Is the login page a rabbit hole? and should I be brute forcing it?
@codo said:
Is the login page a rabbit hole? and should I be brute forcing it?
Maybe and no. Continue your enumeration.
Tip: If you’re using gobuster enable the following file extensions:php,txt,html
with the -x
flag.
And as @0x29A said, common.txt
from seclists is enough
I have a shell. Does anyone have any hints for finding/getting to the user.txt?
Thx Skunkfoot and fjv, i got shell now
@fjv I actually tried it with the extensions + directory 2.3 medium. I will try again with common.txt
Nope nothing… Maybe I oversee something, but I have no clue how to continue
@NicoF2000 said:
Nope nothing… Maybe I oversee something, but I have no clue how to continue
Hmm, I am in the same boat as you.
The only 200 that came back was for index.php…
@avoidy said:
Hmm, I am in the same boat as you.
The only 200 that came back was for index.php…
Same here
i’m stuck on that op***** config
Spoiler Removed - egre55
the initial page gives pretty good hint about how to use gobuster
Hey Dave, do not know the user.txt ?? can someone PM me how can I find it???
@agnarus said:
Hey Dave, do not know the user.txt ?? can someone PM me how can I find it???
on the same boat. Not sure how to proceed from dave to find user.txt
@gudj4qu3r said:
@shadow2Xx, @avoidy and @NicoF2000 maybe you need to get one word from the initial page and do something with it … If i’m spoiling too much please delete it!

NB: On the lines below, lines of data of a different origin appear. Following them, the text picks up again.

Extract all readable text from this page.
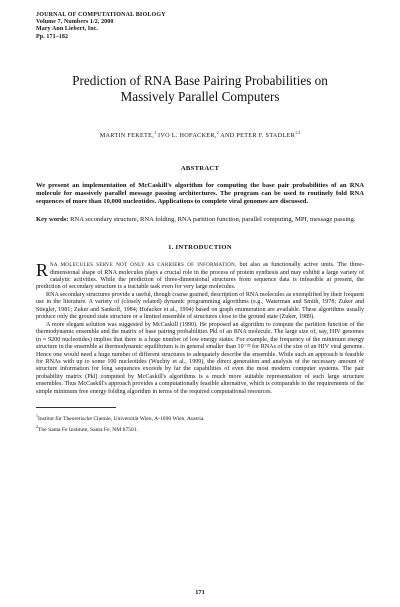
JOURNAL OF COMPUTATIONAL BIOLOGY
Volume 7, Numbers 1/2, 2000
Mary Ann Liebert, Inc.
Pp. 171–182
Prediction of RNA Base Pairing Probabilities on
Massively Parallel Computers
MARTIN FEKETE,$^1$ IVO L. HOFACKER,$^2$ AND PETER F. STADLER$^{1,2}$
ABSTRACT
We present an implementation of McCaskill's algorithm for computing the base pair probabilities of an RNA molecule for massively parallel message passing architectures. The program can be used to routinely fold RNA sequences of more than 10,000 nucleotides. Applications to complete viral genomes are discussed.
Key words: RNA secondary structure, RNA folding, RNA partition function, parallel computing, MPI, message passing.
1. INTRODUCTION

RNA MOLECULES SERVE NOT ONLY AS CARRIERS OF INFORMATION, but also as functionally active units. The three-dimensional shape of RNA molecules plays a crucial role in the process of protein synthesis and may exhibit a large variety of catalytic activities. While the prediction of three-dimensional structures from sequence data is infeasible at present, the prediction of secondary structure is a tractable task even for very large molecules.

RNA secondary structures provide a useful, though coarse grained, description of RNA molecules as exemplified by their frequent use in the literature. A variety of (closely related) dynamic programming algorithms (e.g., Waterman and Smith, 1978; Zuker and Stiegler, 1981; Zuker and Sankoff, 1984; Hofacker et al., 1994) based on graph enumeration are available. These algorithms usually produce only the ground state structure or a limited ensemble of structures close to the ground state (Zuker, 1989).

A more elegant solution was suggested by McCaskill (1990). He proposed an algorithm to compute the partition function of the thermodynamic ensemble and the matrix of base pairing probabilities Pkl of an RNA molecule. The large size of, say, HIV genomes (n ≈ 9200 nucleotides) implies that there is a huge number of low energy states. For example, the frequency of the minimum energy structure in the ensemble at thermodynamic equilibrium is in general smaller than 10⁻²³ for RNAs of the size of an HIV viral genome. Hence one would need a huge number of different structures to adequately describe the ensemble. While such an approach is feasible for RNAs with up to some 100 nucleotides (Wuchty et al., 1999), the direct generation and analysis of the necessary amount of structure information for long sequences exceeds by far the capabilities of even the most modern computer systems. The pair probability matrix (Pkl) computed by McCaskill's algorithms is a much more suitable representation of such large structure ensembles. Thus McCaskill's approach provides a computationally feasible alternative, which is comparable to the requirements of the simple minimum free energy folding algorithm in terms of the required computational resources.

$^1$Institut für Theoretische Chemie, Universität Wien, A-1090 Wien, Austria.
$^2$The Santa Fe Institute, Santa Fe, NM 87501.
171
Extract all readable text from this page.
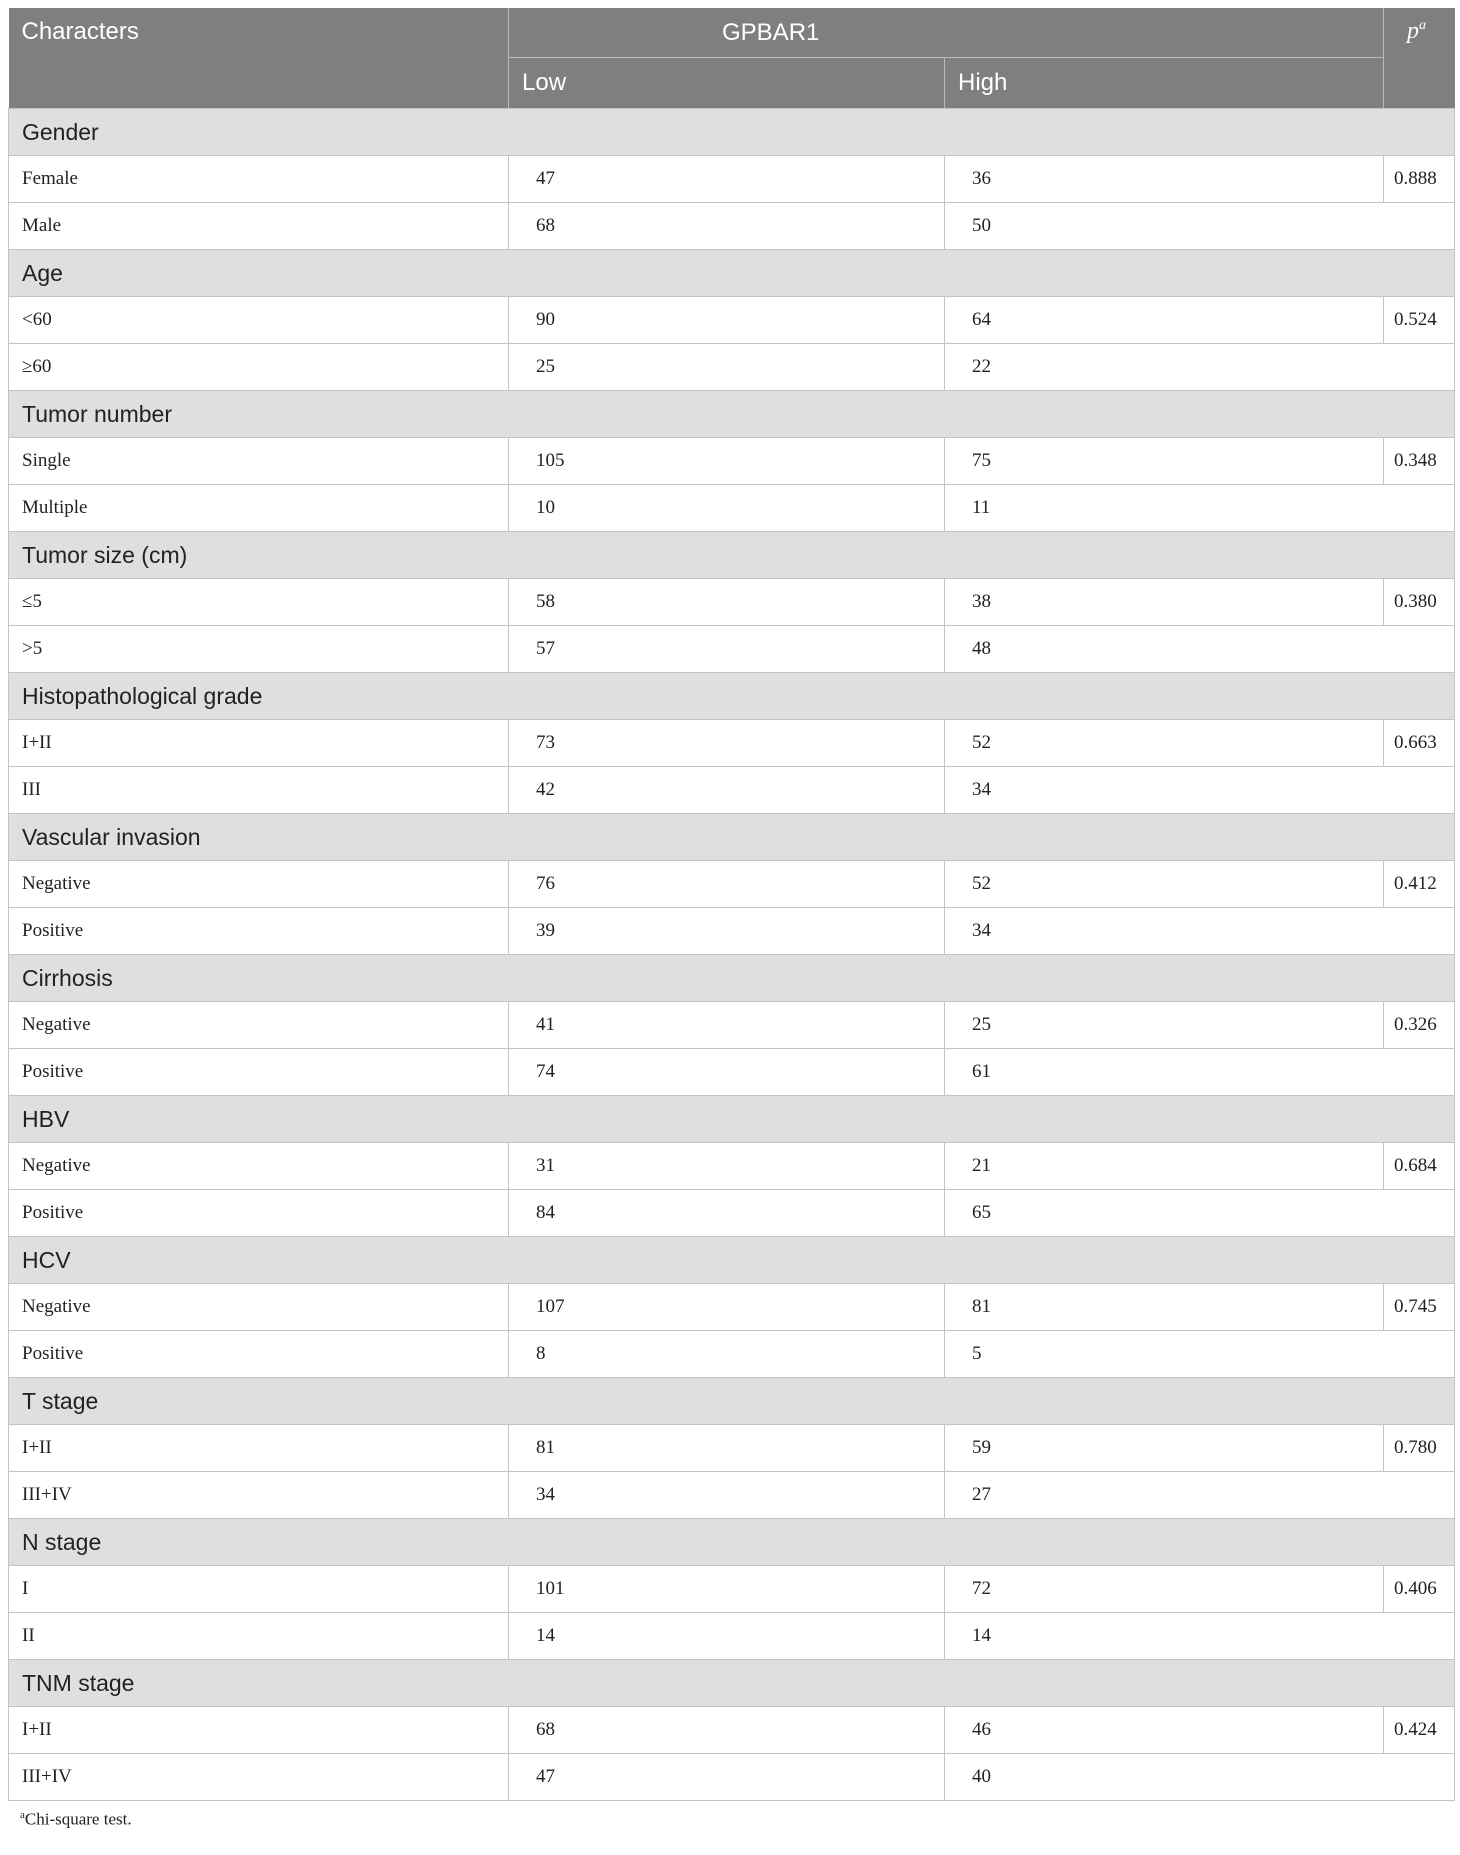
Characters	GPBAR1		$p^a$
	Low	High	
Gender			
Female	47	36	0.888
Male	68	50	
Age			
<60	90	64	0.524
≥60	25	22	
Tumor number			
Single	105	75	0.348
Multiple	10	11	
Tumor size (cm)			
≤5	58	38	0.380
>5	57	48	
Histopathological grade			
I+II	73	52	0.663
III	42	34	
Vascular invasion			
Negative	76	52	0.412
Positive	39	34	
Cirrhosis			
Negative	41	25	0.326
Positive	74	61	
HBV			
Negative	31	21	0.684
Positive	84	65	
HCV			
Negative	107	81	0.745
Positive	8	5	
T stage			
I+II	81	59	0.780
III+IV	34	27	
N stage			
I	101	72	0.406
II	14	14	
TNM stage			
I+II	68	46	0.424
III+IV	47	40	
$^a$Chi-square test.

Perfect hint mate. Thanks a lot.
@axle05 said:
@agnarus said:
Hey Dave, do not know the user.txt ?? can someone PM me how can I find it???on the same boat. Not sure how to proceed from dave to find user.txt
Maybe you are in the wrong place
I don’t know how to approach the login page…i tried bruteforcing, sql injection…nothing worked! Any hints ?
Guys, just like almost every other box, no bruteforcing is required at all. If that’s what you’ve resorted to because you can’t find anything else (I know I did), you probably need to enumerate more.
@Skunkfoot said:
Guys, just like almost every other box, no bruteforcing is required at all. If that’s what you’ve resorted to because you can’t find anything else (I know I did), you probably need to enumerate more.
Ok thnx Brute is my last resort…i’m just stuck
You have to guess the first folder before running gobuster… then keep enumerating until you find something really exploitable.